State-level zoning and permitting and building code reform is gradually but steadily picking up steam. As housing continues to get more expensive in most places, it seems obvious that all of these political forces will ratchet in one direction. Local electeds are setting themselves up to lose their most cherished power. Again, it is a simple observation. This all boils down to whether the cost of housing falls on their watch or continues to spiral upward.
They have the power — to let more housing be built, to make it affordable, to fix this horrible crisis. Will they use it? They can admire that power like a dying flower or cultivate a healthy community where their constituents flourish and reward them.
Thanks to my 1,109 subscribers, especially my 18 paid subscribers. If you enjoy this blog or want to work together please contact lucagattonicelli@substack.com. I founded the grassroots pro-housing organization YIMBYs of Northern Virginia and live in Alexandria near DC.

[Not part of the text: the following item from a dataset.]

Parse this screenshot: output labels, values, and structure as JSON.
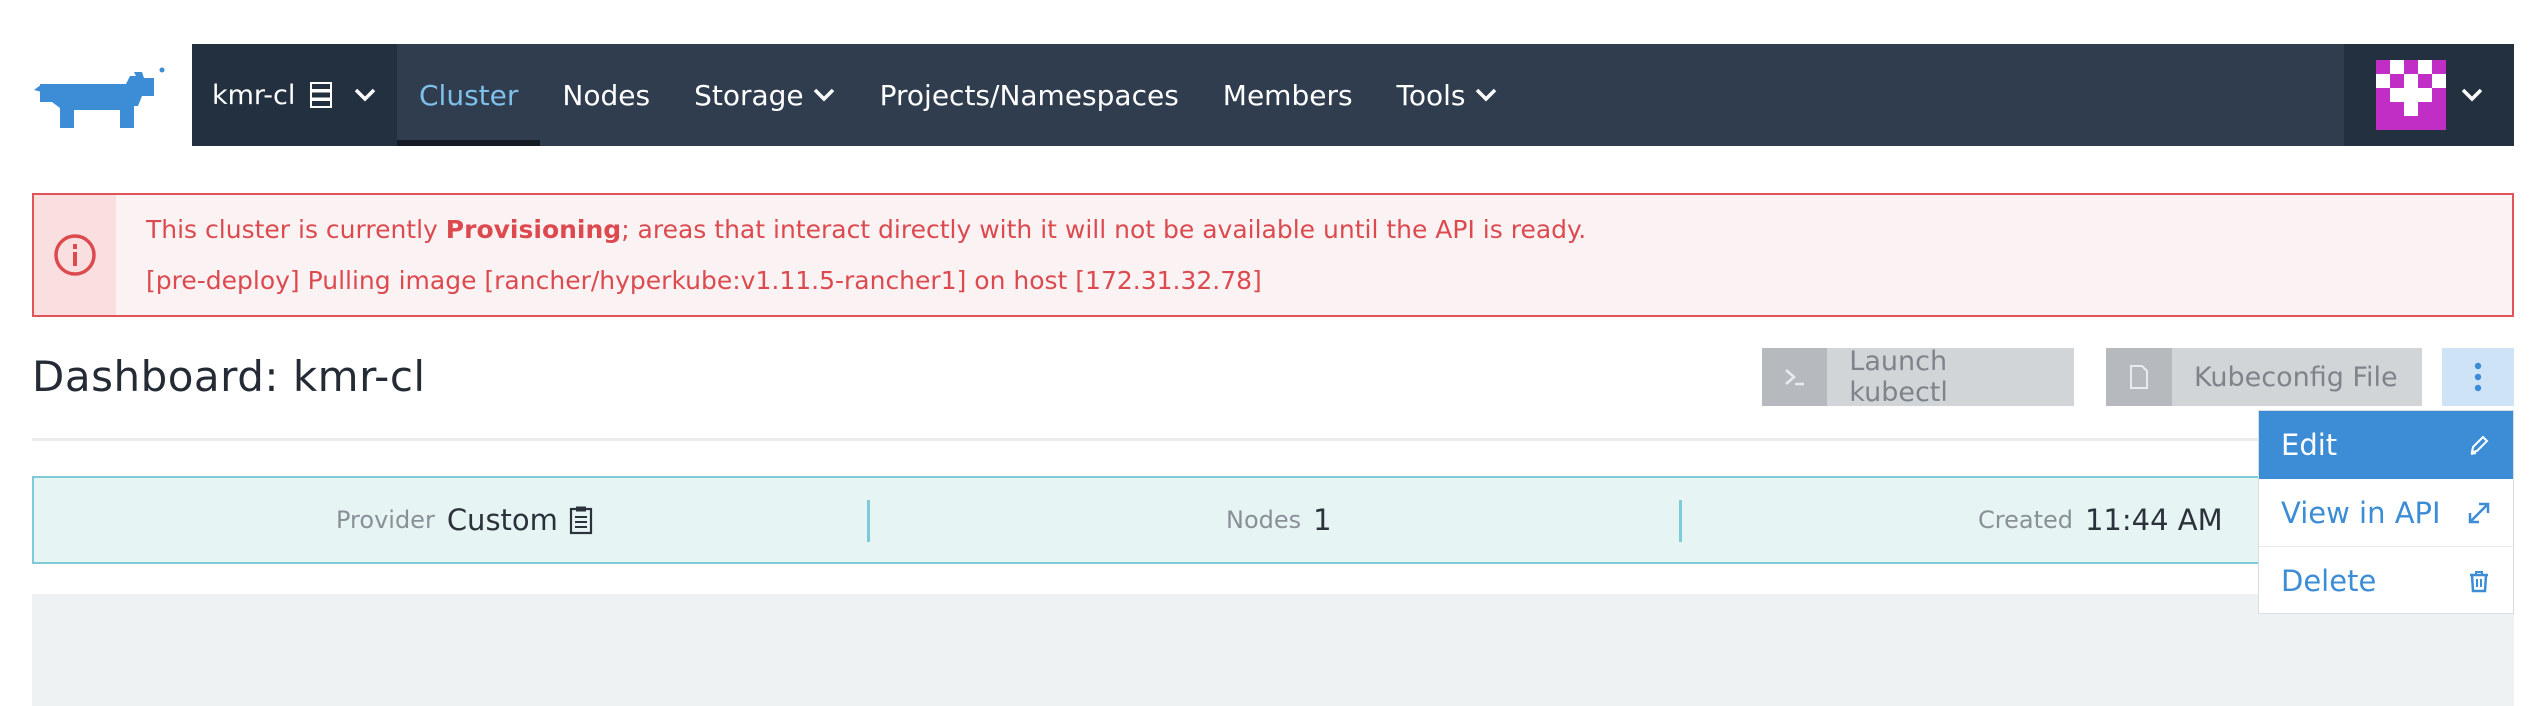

I am generally sympathetic to housing advocates and the YIMBY movement. That said, I do want to raise an issue worth consideration.
The local legislative limits on housing are passed by legislators. But on a day-to-day basis, the face of that legislation (zoning) is housed in the municipal planning department.
It is very hard to be the face of pro-housing legislation passed by state legislatures. The legislation does not take into account locational specifics. The planners do not have access to state legislators through which they can provide feedback about how the legislation works on the ground. And the local planners are still required to hold public hearings - often, those hearings are unanimously in opposition to the project which then creates an appearance that the planning department is ignoring the neighborhood opposition.
None of this is to argue against these state legislative solutions, but is simply to say that State legislatures and housing advocacy groups need to anticipate and understand that local planners have hard jobs and are often subjected to intimidation and threats in Trump’s America. Real efforts need to be made to provide information, testimony, and support…because in the absence of those things, most local opposition just sees a planning function that is unresponsive to their sincerely felt concerns.
Good piece, just wanted to raise an often overlooked element of this- the work isn’t done when the state legislation passes.
> …larger institutions should not interfere with or overwhelm smaller ones. This is similar to federalism and often conflated with localism, but has a major caveat: “Yet larger institutions have essential responsibilities when local institutions cannot adequately protect human dignity, meet human needs, or advance the common good.”
This is a great point, and also funny because this is one of the foundational justifications for large government: to enable a society to avoid multipolar/social traps by giving a single entity a God's eye view. It seems that YIMBYs are forcing the rest of the population to once again try to solve the tragedy of the commons.